The then-Intel exec explained at the time that Intel didn't bother to produce a fifth-generation Core processor for the desktop personal-computer market. The reasoning behind that -- if you can believe it -- was the following.
"We made an experiment and we said, 'Maybe we're putting technology into the market too fast; let's not build a chip for the mainstream tower [desktop] business'," Skaugen explained.
When a component vendor that sells components into a market characterized by annual product refreshes, bad things happen -- like a 16% year-over-year decline in desktop processor unit volumes in one quarter, followed by a 22% year-over-year drop in the following quarter.
After learning this painful lesson, Skaugen told investors the company now plans to refresh its products in this space at an annual cadence.
Still, Intel may face a "gap" in its desktop processor lineup next year.
The story so far
Intel launched its sixth-generation Core processors for the desktop personal-computer market in the second half of 2015 -- specifically, August 2015 for the gaming and enthusiast parts.
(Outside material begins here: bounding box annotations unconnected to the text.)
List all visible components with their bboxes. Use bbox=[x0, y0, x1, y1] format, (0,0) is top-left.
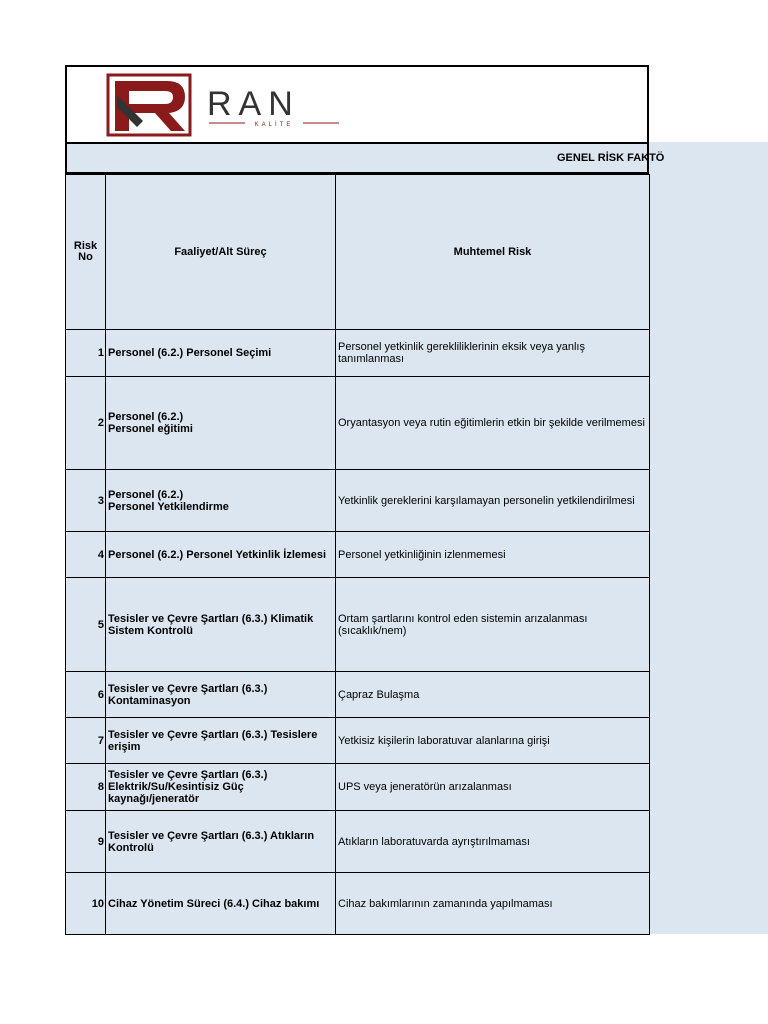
row-activity: Tesisler ve Çevre Şartları (6.3.) Klimatik Sistem Kontrolü bbox=[106, 578, 336, 672]
row-risk: Ortam şartlarını kontrol eden sistemin arızalanması (sıcaklık/nem) bbox=[336, 578, 650, 672]
row-risk: Çapraz Bulaşma bbox=[336, 672, 650, 718]
row-risk-no: 5 bbox=[66, 578, 106, 672]
row-activity: Personel (6.2.) Personel Yetkilendirme bbox=[106, 470, 336, 532]
company-logo bbox=[107, 73, 347, 137]
row-risk: Atıkların laboratuvarda ayrıştırılmaması bbox=[336, 811, 650, 873]
row-risk: Personel yetkinliğinin izlenmemesi bbox=[336, 532, 650, 578]
table-row bbox=[66, 873, 650, 935]
row-activity: Personel (6.2.) Personel Yetkinlik İzlemesi bbox=[106, 532, 336, 578]
table-body bbox=[66, 330, 650, 935]
row-risk-no: 4 bbox=[66, 532, 106, 578]
row-activity: Tesisler ve Çevre Şartları (6.3.) Tesislere erişim bbox=[106, 718, 336, 764]
logo-brand: RAN bbox=[207, 85, 300, 123]
table-row bbox=[66, 811, 650, 873]
row-risk-no: 2 bbox=[66, 377, 106, 470]
table-row bbox=[66, 718, 650, 764]
row-activity: Tesisler ve Çevre Şartları (6.3.) Elektrik/Su/Kesintisiz Güç kaynağı/jeneratör bbox=[106, 764, 336, 811]
row-risk: Yetkinlik gereklerini karşılamayan personelin yetkilendirilmesi bbox=[336, 470, 650, 532]
table-row bbox=[66, 532, 650, 578]
risk-table bbox=[65, 174, 650, 935]
table-row bbox=[66, 377, 650, 470]
row-risk: Cihaz bakımlarının zamanında yapılmaması bbox=[336, 873, 650, 935]
row-risk-no: 9 bbox=[66, 811, 106, 873]
row-activity: Cihaz Yönetim Süreci (6.4.) Cihaz bakımı bbox=[106, 873, 336, 935]
table-row bbox=[66, 578, 650, 672]
row-risk-no: 6 bbox=[66, 672, 106, 718]
row-activity: Personel (6.2.) Personel eğitimi bbox=[106, 377, 336, 470]
table-row bbox=[66, 764, 650, 811]
background-fill bbox=[648, 142, 768, 934]
header-risk: Muhtemel Risk bbox=[336, 175, 650, 330]
table-header-row bbox=[66, 175, 650, 330]
row-risk: Oryantasyon veya rutin eğitimlerin etkin bir şekilde verilmemesi bbox=[336, 377, 650, 470]
row-risk-no: 3 bbox=[66, 470, 106, 532]
title-bar bbox=[65, 142, 665, 174]
row-activity: Tesisler ve Çevre Şartları (6.3.) Kontaminasyon bbox=[106, 672, 336, 718]
row-risk: Yetkisiz kişilerin laboratuvar alanlarına girişi bbox=[336, 718, 650, 764]
table-row bbox=[66, 330, 650, 377]
row-risk-no: 8 bbox=[66, 764, 106, 811]
logo-tagline: KALİTE bbox=[254, 122, 294, 128]
row-activity: Tesisler ve Çevre Şartları (6.3.) Atıkların Kontrolü bbox=[106, 811, 336, 873]
table-row bbox=[66, 672, 650, 718]
sheet-header bbox=[65, 65, 649, 142]
header-risk-no: Risk No bbox=[66, 175, 106, 330]
row-risk-no: 7 bbox=[66, 718, 106, 764]
row-risk: UPS veya jeneratörün arızalanması bbox=[336, 764, 650, 811]
sheet-title: GENEL RİSK FAKTÖ bbox=[557, 152, 665, 164]
row-risk-no: 1 bbox=[66, 330, 106, 377]
table-row bbox=[66, 470, 650, 532]
row-risk: Personel yetkinlik gerekliliklerinin eksik veya yanlış tanımlanması bbox=[336, 330, 650, 377]
header-activity: Faaliyet/Alt Süreç bbox=[106, 175, 336, 330]
row-activity: Personel (6.2.) Personel Seçimi bbox=[106, 330, 336, 377]
risk-sheet bbox=[65, 65, 665, 935]
row-risk-no: 10 bbox=[66, 873, 106, 935]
Intel then rolled out its seventh-generation Core processors for desktops in early January 2017, roughly a year and a half after it launched the first sixth-generation Core processors.
Later this year, probably late in the third quarter or early in the fourth quarter, Intel is expected to launch its first eighth-generation Core processors for the desktop market. Just as with the sixth-generation Core parts, Intel is reportedly planning to launch the enthusiast- and gaming-oriented parts first, with a broader roll-out in the first quarter of 2018.
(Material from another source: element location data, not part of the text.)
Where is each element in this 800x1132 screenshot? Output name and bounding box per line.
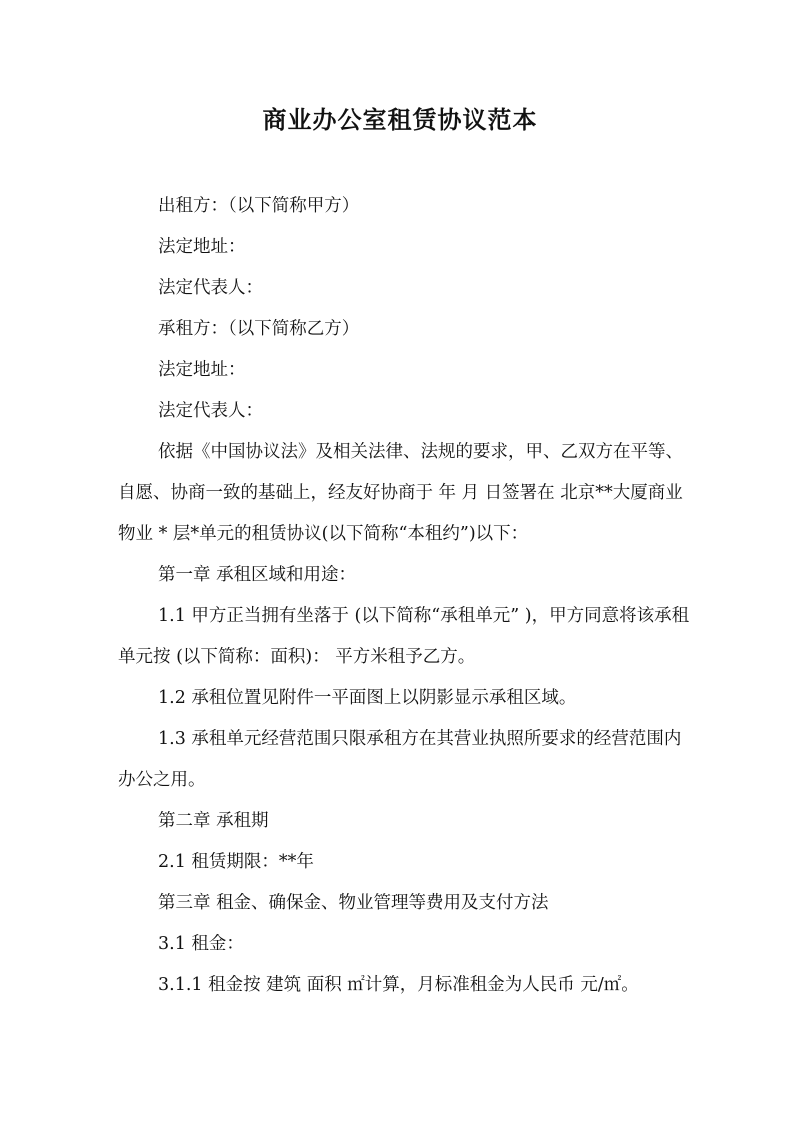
chapter-3-heading: 第三章 租金、确保金、物业管理等费用及支付方法 <box>158 893 549 913</box>
clause-2-1: 2.1 租赁期限：**年 <box>158 852 314 872</box>
clause-1-3: 1.3 承租单元经营范围只限承租方在其营业执照所要求的经营范围内办公之用。 <box>118 729 682 790</box>
clause-3-1: 3.1 租金： <box>158 934 244 954</box>
paragraph-lessor-representative: 法定代表人： <box>158 278 263 298</box>
clause-3-1-1: 3.1.1 租金按 建筑 面积 ㎡计算，月标准租金为人民币 元/㎡。 <box>158 975 639 995</box>
paragraph-lessor: 出租方：（以下简称甲方） <box>158 196 360 216</box>
document-body <box>118 186 692 1006</box>
chapter-2-heading: 第二章 承租期 <box>158 811 269 831</box>
document-title: 商业办公室租赁协议范本 <box>262 105 538 134</box>
paragraph-lessee-address: 法定地址： <box>158 360 246 380</box>
clause-1-1: 1.1 甲方正当拥有坐落于 (以下简称“承租单元” )，甲方同意将该承租单元按 (以下简称：面积)： 平方米租予乙方。 <box>118 606 690 667</box>
chapter-1-heading: 第一章 承租区域和用途： <box>158 565 357 585</box>
paragraph-lessee-representative: 法定代表人： <box>158 401 263 421</box>
paragraph-lessor-address: 法定地址： <box>158 237 246 257</box>
clause-1-2: 1.2 承租位置见附件一平面图上以阴影显示承租区域。 <box>158 688 577 708</box>
paragraph-preamble: 依据《中国协议法》及相关法律、法规的要求，甲、乙双方在平等、自愿、协商一致的基础上，经友好协商于 年 月 日签署在 北京**大厦商业物业 * 层*单元的租赁协议(以下简称“本租约”)以下： <box>118 442 683 544</box>
paragraph-lessee: 承租方：（以下简称乙方） <box>158 319 360 339</box>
With this background established, we can now understand Intel's potential dilemma.
What does Intel release in the second half of 2018 or the first half of 2019?
Based on numerous credible leaks, Intel isn't planning to launch a desktop personal-computer version of its Cannon Lake architecture, which is the first processor family that'll be built using the company's new 10-nanometer technology.
The company's next mass-market desktop personal-computer processor family, then, is expected to be its Ice Lake processor family, Intel's second-generation 10-nanometer processor architecture.
Based on what Intel disclosed at its Technology and Manufacturing Day back in March, the company intends to transition in a year from its 10-nanometer manufacturing technology to its 10-nanometer+ technology, a performance-enhanced version of the original technology.
So if the numerous credible reports that Cannon Lake for low-power notebooks, Intel's first 10-nanometer product, won't launch until the middle of 2018, then it follows that Ice Lake, the company's second 10-nanometer processor family, won't begin to roll out until the middle of 2019. That's assuming, of course, that the Ice Lake chips are built using Intel's 10-nanometer+ tech and not its first-generation 10-nanometer technology.
Intel could conceivably build Ice Lake using its first-generation 10-nanometer technology, launch it in early 2019, and then replace it in the second half of 2019 with Tiger Lake, manufactured in the company's 10-nanometer+ technology.
However, given how little guidance Intel has provided with respect to its future product plans, investors for now remain in the dark about how Intel can stick to an annual product cadence in the desktop personal-computer market.